Professeur de philosophie dans un grand lycée parisien, il se forme à la théologie, l’enseignant à l’Institut orthodoxe Saint-Serge de Paris. Dans la tourmente de 1968, il vit mal la rupture de génération qui s’opère entre lui et ses étudiants. La mise en question de son rôle de professeur le blesse, car il en avait l’idée la plus haute, selon la tradition de l’école laïque française. Il souffre de voir s’estomper une vision à la fois universaliste et émancipatrice issue des Lumières. La crise lui est aussi douloureuse en ce qu’elle est spirituelle, car le rejet du christianisme qu’affiche cette jeunesse lui apparaît comme un malentendu : elle veut détruire ce à quoi, en fait, elle aspire. C’est dans ces dispositions d’esprit que le Professeur va rencontrer le vieux Patriarche à Istanbul. On connaît la suite de son œuvre, jusqu’à sa mort à Paris en 2009.

L’auteur du livre, héritier spirituel d’Olivier Clément, entre alors en scène. Andrea Riccardi n’a pas connu le Patriarche qui est mort juste avant qu’il ne se rende, encore étudiant, à Istanbul. Historien, il est un ami proche d’Olivier Clément. Il lui a rendu visite jusqu’au jour de sa mort. Son ouvrage porte sur le Professeur un éclairage nouveau à partir de témoignages inédits confiés par son épouse Monique, des carnets personnels et des lettres. Il a tiré le meilleur parti de ces sources. Mais il est surtout impliqué dans la démarche spirituelle et universaliste de ses deux aînés, qu’il a reprise en fondant la communauté de Sant’Egidio, précisément en octobre 1968, dans la mouvance des événements en cours, alors qu’il a tout juste 18 ans.

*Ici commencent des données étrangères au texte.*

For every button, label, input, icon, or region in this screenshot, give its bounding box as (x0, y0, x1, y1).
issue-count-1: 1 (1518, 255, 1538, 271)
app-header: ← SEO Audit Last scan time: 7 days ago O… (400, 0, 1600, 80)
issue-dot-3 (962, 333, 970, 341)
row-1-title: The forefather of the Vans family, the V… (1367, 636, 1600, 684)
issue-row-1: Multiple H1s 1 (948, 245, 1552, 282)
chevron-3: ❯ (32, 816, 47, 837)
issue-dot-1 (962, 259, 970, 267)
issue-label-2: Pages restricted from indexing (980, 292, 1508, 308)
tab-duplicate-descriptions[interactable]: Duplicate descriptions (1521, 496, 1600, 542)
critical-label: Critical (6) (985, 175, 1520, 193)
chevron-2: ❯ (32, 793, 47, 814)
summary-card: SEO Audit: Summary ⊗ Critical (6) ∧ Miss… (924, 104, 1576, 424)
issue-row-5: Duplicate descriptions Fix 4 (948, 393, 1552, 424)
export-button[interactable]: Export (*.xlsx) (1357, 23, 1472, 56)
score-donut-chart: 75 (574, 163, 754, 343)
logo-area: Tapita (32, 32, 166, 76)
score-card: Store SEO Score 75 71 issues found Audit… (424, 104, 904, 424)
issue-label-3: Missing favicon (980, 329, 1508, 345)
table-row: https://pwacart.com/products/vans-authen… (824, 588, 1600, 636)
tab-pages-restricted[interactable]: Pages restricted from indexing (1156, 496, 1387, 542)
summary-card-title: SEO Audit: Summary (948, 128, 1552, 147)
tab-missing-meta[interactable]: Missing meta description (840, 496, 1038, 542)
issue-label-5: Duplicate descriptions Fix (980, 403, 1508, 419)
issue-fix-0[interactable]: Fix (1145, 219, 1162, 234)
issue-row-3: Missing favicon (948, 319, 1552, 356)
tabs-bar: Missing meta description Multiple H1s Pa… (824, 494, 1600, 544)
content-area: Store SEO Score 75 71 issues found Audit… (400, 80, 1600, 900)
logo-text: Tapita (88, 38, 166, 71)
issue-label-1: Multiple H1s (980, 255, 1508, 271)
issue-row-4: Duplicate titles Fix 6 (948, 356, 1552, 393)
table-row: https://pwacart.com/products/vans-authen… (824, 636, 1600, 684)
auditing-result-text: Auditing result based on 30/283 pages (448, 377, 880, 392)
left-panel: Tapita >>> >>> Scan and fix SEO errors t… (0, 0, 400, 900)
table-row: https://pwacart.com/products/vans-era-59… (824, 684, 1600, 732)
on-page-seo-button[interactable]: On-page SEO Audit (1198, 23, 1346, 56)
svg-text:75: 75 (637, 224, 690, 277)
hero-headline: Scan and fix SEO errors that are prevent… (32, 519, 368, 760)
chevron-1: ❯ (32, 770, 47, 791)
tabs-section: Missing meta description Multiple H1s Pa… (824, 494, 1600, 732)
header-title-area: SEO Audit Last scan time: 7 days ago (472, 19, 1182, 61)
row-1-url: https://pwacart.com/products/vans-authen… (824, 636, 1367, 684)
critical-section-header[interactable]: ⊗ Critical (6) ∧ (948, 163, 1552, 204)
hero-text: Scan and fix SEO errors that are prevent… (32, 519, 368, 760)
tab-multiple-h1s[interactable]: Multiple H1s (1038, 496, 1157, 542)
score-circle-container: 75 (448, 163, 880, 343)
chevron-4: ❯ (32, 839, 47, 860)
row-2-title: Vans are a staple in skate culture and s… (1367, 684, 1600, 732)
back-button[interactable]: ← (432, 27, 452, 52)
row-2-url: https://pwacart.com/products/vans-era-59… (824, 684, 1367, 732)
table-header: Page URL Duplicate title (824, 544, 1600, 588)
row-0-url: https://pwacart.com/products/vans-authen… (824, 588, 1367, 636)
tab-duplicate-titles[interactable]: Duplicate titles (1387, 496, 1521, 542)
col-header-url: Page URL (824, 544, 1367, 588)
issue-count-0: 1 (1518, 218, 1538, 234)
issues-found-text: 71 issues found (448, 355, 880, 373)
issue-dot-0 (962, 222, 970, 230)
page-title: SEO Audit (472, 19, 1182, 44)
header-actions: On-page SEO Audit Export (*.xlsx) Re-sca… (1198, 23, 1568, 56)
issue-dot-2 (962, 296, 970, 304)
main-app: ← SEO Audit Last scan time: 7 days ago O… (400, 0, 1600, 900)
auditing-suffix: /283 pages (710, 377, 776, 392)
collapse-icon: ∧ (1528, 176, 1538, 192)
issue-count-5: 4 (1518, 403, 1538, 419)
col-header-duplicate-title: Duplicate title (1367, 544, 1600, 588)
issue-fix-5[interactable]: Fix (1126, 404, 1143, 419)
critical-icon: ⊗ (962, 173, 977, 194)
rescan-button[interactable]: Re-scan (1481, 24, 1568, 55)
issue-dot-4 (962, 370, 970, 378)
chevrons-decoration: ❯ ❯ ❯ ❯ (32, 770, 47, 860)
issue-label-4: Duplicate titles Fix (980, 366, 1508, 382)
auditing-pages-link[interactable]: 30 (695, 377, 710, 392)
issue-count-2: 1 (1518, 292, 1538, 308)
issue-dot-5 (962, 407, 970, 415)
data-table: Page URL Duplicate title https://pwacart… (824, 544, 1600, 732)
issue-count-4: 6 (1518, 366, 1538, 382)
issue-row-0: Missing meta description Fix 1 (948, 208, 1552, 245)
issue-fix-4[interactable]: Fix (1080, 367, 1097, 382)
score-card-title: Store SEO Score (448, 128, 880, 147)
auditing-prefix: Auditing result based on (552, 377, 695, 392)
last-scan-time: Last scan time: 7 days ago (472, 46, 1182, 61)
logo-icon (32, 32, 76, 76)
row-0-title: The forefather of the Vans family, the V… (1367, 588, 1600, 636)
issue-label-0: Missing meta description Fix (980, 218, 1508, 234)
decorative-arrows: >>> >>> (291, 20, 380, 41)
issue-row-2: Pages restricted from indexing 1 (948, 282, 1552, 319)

Les pensées, les motivations et les actes de ses deux héros sont cela même qui a inspiré sa vie, et qui s’incarne toujours dans la communauté qu’il a fondée3.

Le livre d’Andrea Riccardi4 est une réflexion profonde sur les questions les plus brûlantes de la société contemporaine, mondialisation et xénophobie, action politique et réalités religieuses, islam et christianisme, courants contradictoires du christianisme, sécularisme et spiritualité. Entre Orient et Occident, il met au centre la question sociale, la prise en compte des plus pauvres, un impératif évangélique toujours récusé par une société de la réussite et de l’indifférence.

Le christianisme n’a pas d’ennemi. C’est dans cette conviction, née de l’injonction évangélique : “Aimez vos ennemis”, que communient Andrea Riccardi et les deux grands disciples du Christ dont il se fait le héraut, le Professeur et le Patriarche.

Jean-Bernard Jolly

Administrateur de Chrétiens de la Méditerranée

2 Clément, Olivier. Dialogues avec le patriarche Athénagoras. Paris, A. Fayard, 1969 (réimpr. 1976), 589 p.

4 L’original italien, Il professore e il patriarca, cite de nombreux ouvrages, dont certains sont écrits en français. Ils n’apparaissent en notes que dans leurs traductions italiennes. Une seconde édition pourra sans doute restituer leurs titres et références.